A partir da caridade, tanto no próprio lar como noutros âmbitos, nascerão e irão crescendo, de modo natural, amizades com muitas pessoas. Este será o meio para dar razão da nossa esperança a todo aquele que a pedir, sempre com mansidão e respeito (cf. 1Pd 3, 15-16).
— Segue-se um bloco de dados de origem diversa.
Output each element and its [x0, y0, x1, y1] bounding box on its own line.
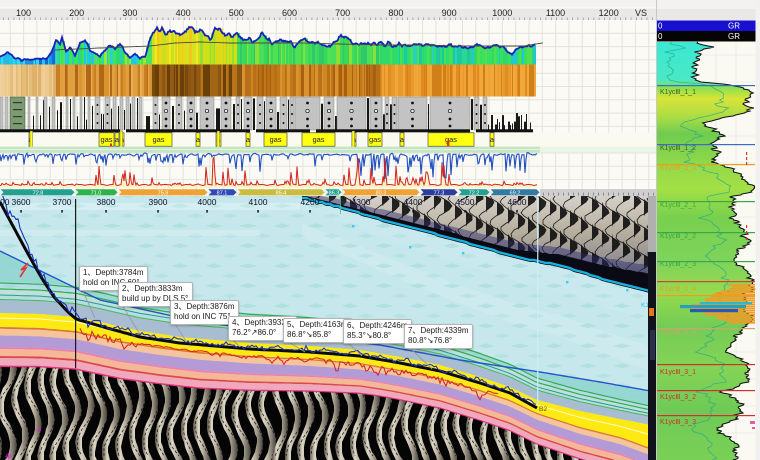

Deste modo, como escreveu São Josemaria, sonhando com os frutos de longo alcance deste apostolado capilar, «contribuiremos para que desapareçam desconfianças e rivalidades entre os católicos que trabalham juntos; empaparemos de espírito cristão o mundo da indústria e do comércio; ajudaremos a dar unidade ao pensamento moderno, para defesa e serviço de Jesus Cristo e da sua Igreja; procuraremos fazer compreender aos católicos que nenhuma diferença de costumes, raças ou línguas pode separar aqueles que são um em Cristo Jesus; trataremos todas as almas com caridade delicada, sem distinção de estirpe nem de credos – dentro da ordem devida –, aproximando-as do Senhor Nosso Deus com essa luz e esse calor da nossa vida cristã; cooperaremos para criar um ambiente de serenidade, de limpeza e de compreensão nas relações internacionais, que facilitará o trabalho do Espírito Santo nas mentes e na vida dos estadistas, e trará a paz e o bem estar aos povos»[8]. Podemos pedir à Virgem Maria que, com o calor da caridade bem guardada na nossa vida quotidiana, saibamos transmitir a muitas pessoas a luz e o calor da fé.


[1] São Josemaria, Cristo que passa, n. 122.

[2] Fernando Ocáriz, Carta pastoral, 14/02/2017, n. 9.

[3] São Josemaria, Instrução 19/03/1934, n. 27, citado em “Caminho, ed. crítico-histórica”, nota ao n. 942.

[4] São Josemaria, Cristo que passa, n. 120.

[5] Francisco, Audiência, 22/03/2023.

[6] São Gregório Magno, Homilias sobre o Evangelho, 17.

[7] São Josemaria, Amigos de Deus, n. 226.

[8] São Josemaria, Instrução, maio-1935/14-IX-1950, 96, 1, citado em A. Aranda, «Identidad cristiana y configuración del mundo. La fuerza configuradora de la secularidad y del trabajo santificado», em AAVV., La grandezza della vita quotidiana. Vocazione e missione del cristiano in mezzo al mondo, Edizioni Università della Santa Croce, Roma 2002, p. 198.